CORNETO: AI Breakthrough in Decoding Omics Data

European Molecular Biology Laboratory

EMBL-EBI scientists and collaborators at Heidelberg University have developed CORNETO, a new computational tool that uses machine learning to gain meaningful insights from complex biological data. CORNETO enables users to extract molecular networks – maps of how genes, proteins, and signalling pathways interact – by combining experimental data from different samples and conditions with prior biological knowledge, such as signalling or metabolic networks. This can help us to better understand the mechanisms that lead a cell to be healthy or diseased.

Understanding how molecules interact inside our cells is key to uncovering the mechanisms that can go wrong, leading to disease. But as the types of omics data available to researchers grow in size and complexity, researchers often struggle to extract useful, meaningful patterns from them. CORNETO, which stands for Constrained Optimisation for the Recovery of NETworks from Omics, combines machine learning techniques with biological prior knowledge to simultaneously analyse multiple types of omics data, including transcriptomics, proteomics, and metabolomics.

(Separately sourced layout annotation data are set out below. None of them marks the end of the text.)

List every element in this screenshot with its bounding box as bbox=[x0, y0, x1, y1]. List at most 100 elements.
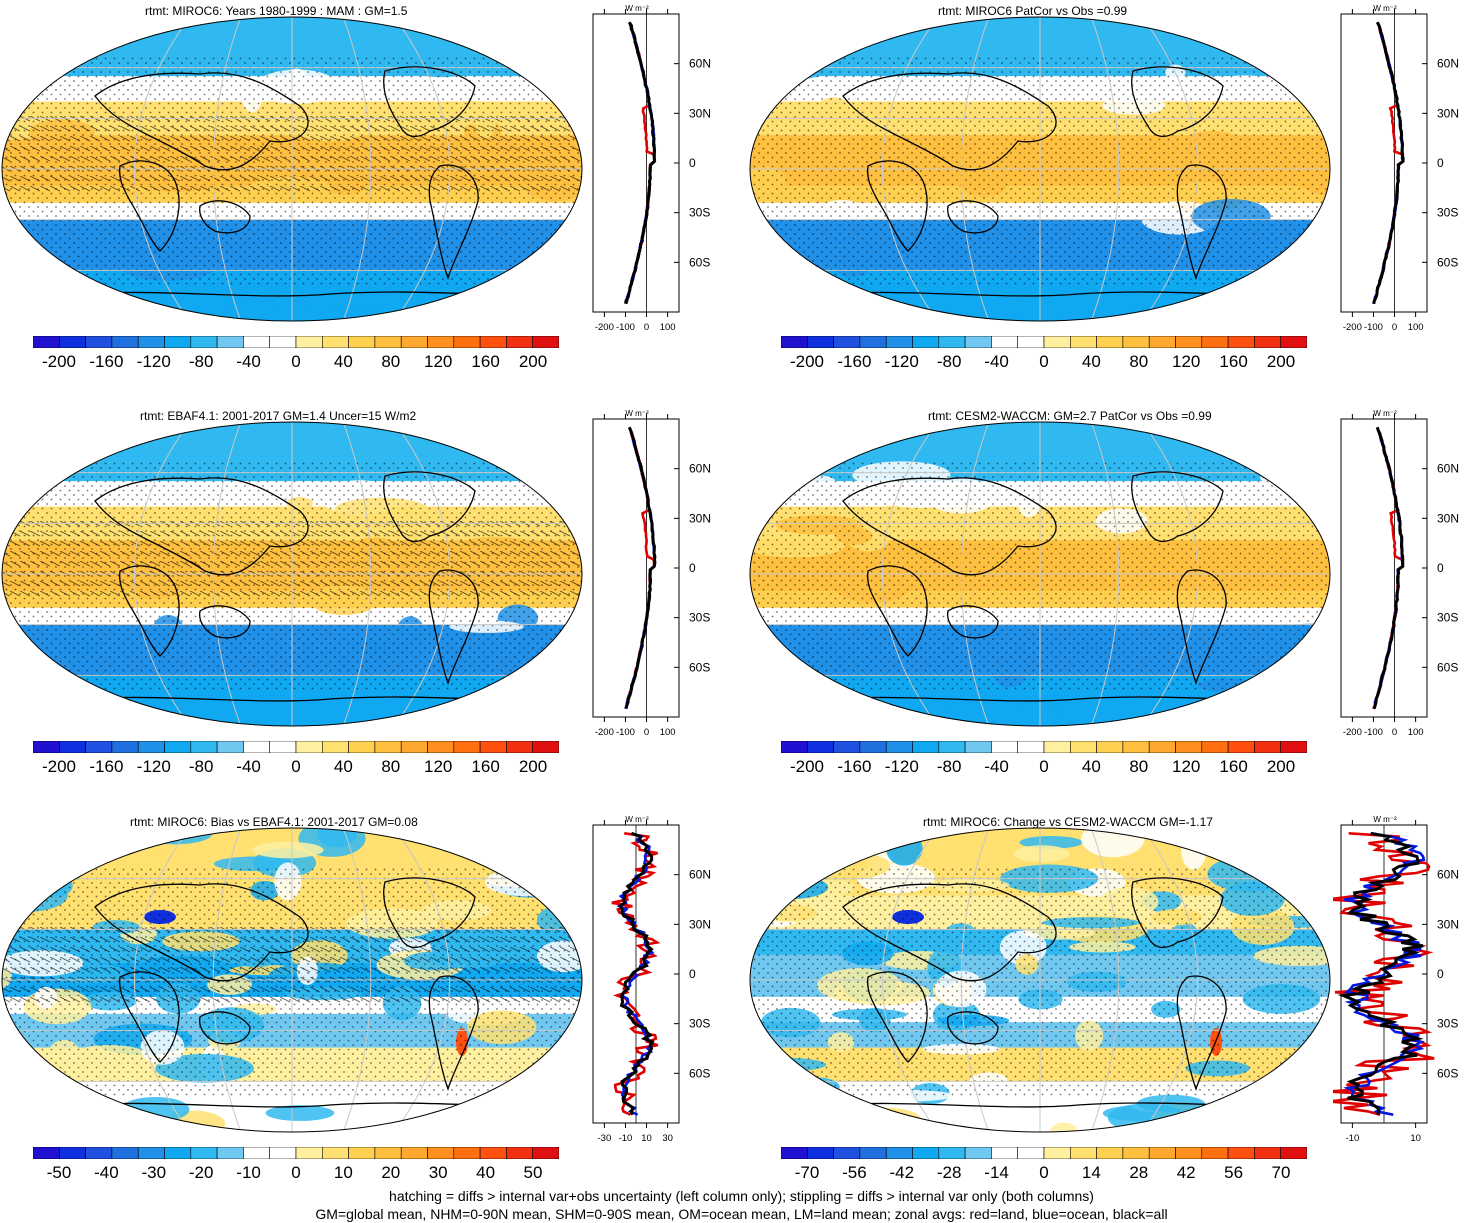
colorbar bbox=[33, 336, 559, 348]
colorbar-segment bbox=[453, 336, 481, 348]
zonal-line-land bbox=[1333, 832, 1435, 1116]
map-field bbox=[2, 17, 582, 321]
zonal-tick-label: -100 bbox=[616, 727, 635, 738]
colorbar-segment bbox=[859, 336, 887, 348]
colorbar-tick-label: 56 bbox=[1224, 1163, 1244, 1182]
latitude-label: 60N bbox=[1437, 462, 1459, 476]
colorbar-segment bbox=[1069, 741, 1097, 753]
colorbar-segment bbox=[85, 336, 113, 348]
zonal-tick-label: -10 bbox=[1346, 1133, 1360, 1144]
colorbar-segment bbox=[1148, 741, 1176, 753]
colorbar-labels: -200 -160 -120 -80 -40 0 40 80 120 160 200 bbox=[33, 757, 559, 779]
latitude-label: 30S bbox=[1437, 611, 1458, 625]
colorbar-segment bbox=[1122, 336, 1150, 348]
colorbar-segment bbox=[427, 336, 455, 348]
colorbar-segment bbox=[859, 741, 887, 753]
colorbar-segment bbox=[295, 336, 323, 348]
colorbar-tick-label: 0 bbox=[1039, 1163, 1049, 1182]
colorbar-tick-label: 40 bbox=[333, 757, 353, 776]
latitude-label: 60N bbox=[689, 868, 711, 882]
zonal-tick-label: -200 bbox=[595, 727, 614, 738]
colorbar-labels: -50 -40 -30 -20 -10 0 10 20 30 40 50 bbox=[33, 1163, 559, 1185]
colorbar-tick-label: -42 bbox=[889, 1163, 915, 1182]
latitude-label: 60S bbox=[1437, 1066, 1458, 1080]
latitude-label: 60S bbox=[689, 1066, 710, 1080]
figure-panel: rtmt: MIROC6: Years 1980-1999 : MAM : GM… bbox=[0, 0, 740, 405]
colorbar-labels: -200 -160 -120 -80 -40 0 40 80 120 160 200 bbox=[781, 352, 1307, 374]
world-map bbox=[749, 16, 1331, 322]
colorbar-tick-label: 0 bbox=[291, 757, 301, 776]
colorbar-tick-label: -200 bbox=[789, 757, 825, 776]
colorbar-segment bbox=[912, 1147, 940, 1159]
latitude-label: 0 bbox=[689, 561, 696, 575]
colorbar-segment bbox=[453, 1147, 481, 1159]
zonal-tick-label: 100 bbox=[1408, 322, 1424, 333]
colorbar-segment bbox=[269, 741, 297, 753]
map-field bbox=[750, 17, 1330, 321]
colorbar-segment bbox=[532, 1147, 559, 1159]
colorbar-segment bbox=[781, 741, 808, 753]
zonal-tick-label: -200 bbox=[1343, 727, 1362, 738]
colorbar-tick-label: -160 bbox=[89, 757, 124, 776]
colorbar-segment bbox=[506, 741, 533, 753]
colorbar bbox=[781, 1147, 1307, 1159]
colorbar-segment bbox=[885, 1147, 913, 1159]
colorbar-tick-label: 40 bbox=[333, 352, 353, 371]
colorbar-tick-label: 80 bbox=[1129, 757, 1149, 776]
latitude-label: 60S bbox=[689, 255, 710, 269]
colorbar-segment bbox=[1148, 336, 1176, 348]
colorbar-segment bbox=[427, 741, 455, 753]
map-field bbox=[750, 828, 1330, 1132]
zonal-line-all bbox=[1372, 426, 1405, 710]
colorbar-segment bbox=[348, 1147, 376, 1159]
zonal-tick-label: -30 bbox=[598, 1133, 612, 1144]
colorbar-tick-label: 40 bbox=[1081, 352, 1101, 371]
world-map bbox=[749, 827, 1331, 1133]
colorbar-tick-label: 80 bbox=[381, 352, 401, 371]
colorbar-tick-label: -160 bbox=[837, 352, 872, 371]
colorbar-tick-label: 20 bbox=[381, 1163, 401, 1182]
colorbar-segment bbox=[190, 741, 218, 753]
colorbar-segment bbox=[321, 741, 349, 753]
colorbar-tick-label: 14 bbox=[1081, 1163, 1101, 1182]
zonal-line-all bbox=[618, 831, 655, 1116]
colorbar-tick-label: -30 bbox=[141, 1163, 167, 1182]
colorbar-segment bbox=[243, 336, 270, 348]
colorbar-segment bbox=[137, 336, 165, 348]
zonal-mean-profile: W m⁻² -200 -100 0 100 60N 30N 0 30S 60S bbox=[592, 4, 711, 333]
colorbar-tick-label: -200 bbox=[41, 757, 77, 776]
latitude-label: 0 bbox=[1437, 561, 1444, 575]
colorbar-segment bbox=[321, 336, 349, 348]
latitude-label: 30N bbox=[689, 511, 711, 525]
colorbar-segment bbox=[1017, 741, 1045, 753]
zonal-tick-label: 100 bbox=[1408, 727, 1424, 738]
colorbar-segment bbox=[991, 336, 1018, 348]
panel-title: rtmt: MIROC6: Change vs CESM2-WACCM GM=-… bbox=[923, 815, 1213, 829]
colorbar-tick-label: 40 bbox=[476, 1163, 496, 1182]
colorbar bbox=[33, 1147, 559, 1159]
latitude-label: 30N bbox=[689, 917, 711, 931]
zonal-tick-label: -200 bbox=[595, 322, 614, 333]
colorbar bbox=[33, 741, 559, 753]
colorbar-segment bbox=[164, 741, 192, 753]
latitude-label: 0 bbox=[689, 967, 696, 981]
colorbar-segment bbox=[532, 336, 559, 348]
colorbar-segment bbox=[33, 741, 60, 753]
colorbar-segment bbox=[269, 1147, 297, 1159]
zonal-tick-label: -10 bbox=[619, 1133, 633, 1144]
latitude-label: 30S bbox=[1437, 206, 1458, 220]
zonal-tick-label: 0 bbox=[1392, 322, 1397, 333]
zonal-tick-label: 100 bbox=[660, 322, 676, 333]
colorbar-tick-label: 160 bbox=[1219, 352, 1248, 371]
colorbar-tick-label: 200 bbox=[518, 352, 548, 371]
colorbar-segment bbox=[348, 336, 376, 348]
colorbar-segment bbox=[964, 741, 992, 753]
colorbar-tick-label: 120 bbox=[424, 757, 453, 776]
panel-title: rtmt: MIROC6 PatCor vs Obs =0.99 bbox=[938, 4, 1128, 18]
colorbar-segment bbox=[1280, 741, 1307, 753]
colorbar-tick-label: -200 bbox=[789, 352, 825, 371]
colorbar-segment bbox=[269, 336, 297, 348]
colorbar-segment bbox=[506, 1147, 533, 1159]
colorbar-tick-label: -28 bbox=[936, 1163, 962, 1182]
colorbar-segment bbox=[216, 741, 244, 753]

"We wanted to solve a common challenge in systems biology: how to make sense of omics data when you have so much complex data available all at once," said Julio Saez-Rodriguez, Head of Research at EMBL-EBI and Professor on leave at Heidelberg University. "CORNETO helps by combining these complex data with prior information coming from biological databases to find patterns that are consistent, interpretable, and biologically meaningful."

Unified omics analyses

Traditionally, scientists analyse data from one condition at a time – for example, comparing healthy cells to diseased ones – and build separate interaction networks for each. But this approach can miss the bigger picture. CORNETO uses machine learning to analyse multiple samples or conditions together, highlighting biological processes that are shared across datasets, and pinpointing the differences between samples. CORNETO is also designed to allow researchers to customise it for specific use cases or extend it to new data types as needed.

"Using CORNETO is like finding the common threads in a tangled web," explained Pablo Rodríguez-Mier, postdoctoral researcher at Heidelberg University. "It helps researchers pull out the key biological processes that are happening across many samples and understand what's different or the same in each one."

Real-world applications

Using CORNETO is especially valuable to researchers working in fields like cancer research, where there are similarities across patients, but no two patients are exactly alike. To demonstrate this, the researchers used CORNETO to analyse gene expression data from multiple cancer patients to discover which specific intracellular signalling pathways were behaving abnormally.

Using only transcriptomics data, CORNETO identified key deregulated kinases, enzymes that regulate cell signalling, which were also detected independently using phosphoproteomics. The resulting networks revealed both shared pathways and patient-specific differences, a step toward the kinds of insights that could one day support personalised treatment strategies.

CORNETO is also currently being used in the EU research project DECIDER to identify deregulated signalling pathways associated with chemotherapy resistance in ovarian cancer patients.

The researchers also used CORNETO to analyse metabolic pathways in yeast strains in which different genes were inactivated. Here, CORNETO was able to find the key processes the yeast cells were using to survive and grow. Understanding these essential processes could help scientists design better yeast strains for making biofuels and other products for industrial manufacturing.

Open-source and ready to use

CORNETO is available as open-source software on GitHub . Here, you can also find tutorials, example datasets, and modular code to adapt CORNETO to your needs.